Events
The Taub Faculty of Computer Science Events and Talks
Irena Grabovitch-Zuyev (M.Sc. Thesis Seminar)
Wednesday, 14.10.2015, 16:00
Advisor: Dr. Ziv Bar-Yossef and Dr. Yaron Kanza
Facebook is the most popular online social network, with more than a billion active users. As such, Facebook has become a significant source of information and searching within its mass content has become a necessity. Nevertheless, very little research has been done on Facebook Search, due to the difficulty of collecting Facebook data by researchers who are not Facebook employees.

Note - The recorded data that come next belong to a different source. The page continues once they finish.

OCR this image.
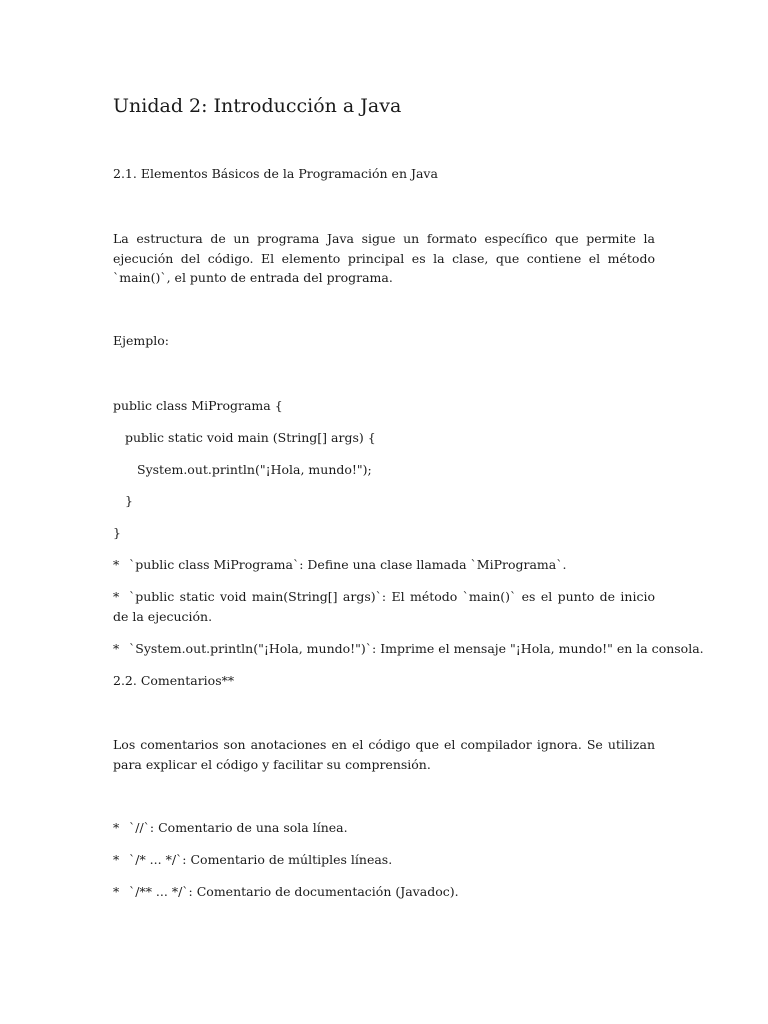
Unidad 2: Introducción a Java
2.1. Elementos Básicos de la Programación en Java
La estructura de un programa Java sigue un formato específico que permite la ejecución del código. El elemento principal es la clase, que contiene el método `main()`, el punto de entrada del programa.
Ejemplo:
public class MiPrograma {
public static void main (String[] args) {
System.out.println("¡Hola, mundo!");
}
}
* `public class MiPrograma`: Define una clase llamada `MiPrograma`.
* `public static void main(String[] args)`: El método `main()` es el punto de inicio de la ejecución.
* `System.out.println("¡Hola, mundo!")`: Imprime el mensaje "¡Hola, mundo!" en la consola.
2.2. Comentarios**
Los comentarios son anotaciones en el código que el compilador ignora. Se utilizan para explicar el código y facilitar su comprensión.
* `//`: Comentario de una sola línea.
* `/* ... */`: Comentario de múltiples líneas.
* `/** ... */`: Comentario de documentación (Javadoc).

In this research we study entity search in Facebook. Queries are public entities, like celebrities, companies, places, organizations, movies, and books. The entities are represented as Facebook pages. Search results (documents) are content items (posts, checkins, status updates, shares, photos, groups) that are accessible to a particular Facebook user and are relevant to her query. Beyond directly addressing the user’s need to search her content in Facebook, entity search can be useful for recommending interesting content to the user and generating a user model that can lead to better personalized services and ad targeting.
Searching within Facebook content is difficult because documents are short and rife with slang and other social network jargon. Our search algorithm tackles this challenge by using a rich representation of each query entity, including aliases in various languages and related entities and terms. This, together with aggressive stemming, allows our algorithm to retrieve even short and informal documents that refer to the entity by various nicknames in different languages. The rich entity representation is also used to score documents based on their similarity to the entity’s related terms and discard ones that either refer to other entities with the same name or that only marginally refer to the entity.
In order to generate a rich entity representation, we reconcile Facebook pages with Freebase entities and use the content of both the Facebook pages and the corresponding Freebase entries to come up with aliases and related terms and entities. This reconciliation module could be of independent interest.
We evaluated our search algorithm on content collected from 6 Facebook accounts, covering items posted by 1,000 Facebook users. For almost all categories of entities, our algorithms achieves 88% precision and more than 70% recall.
*The presentation will be given in Hebrew.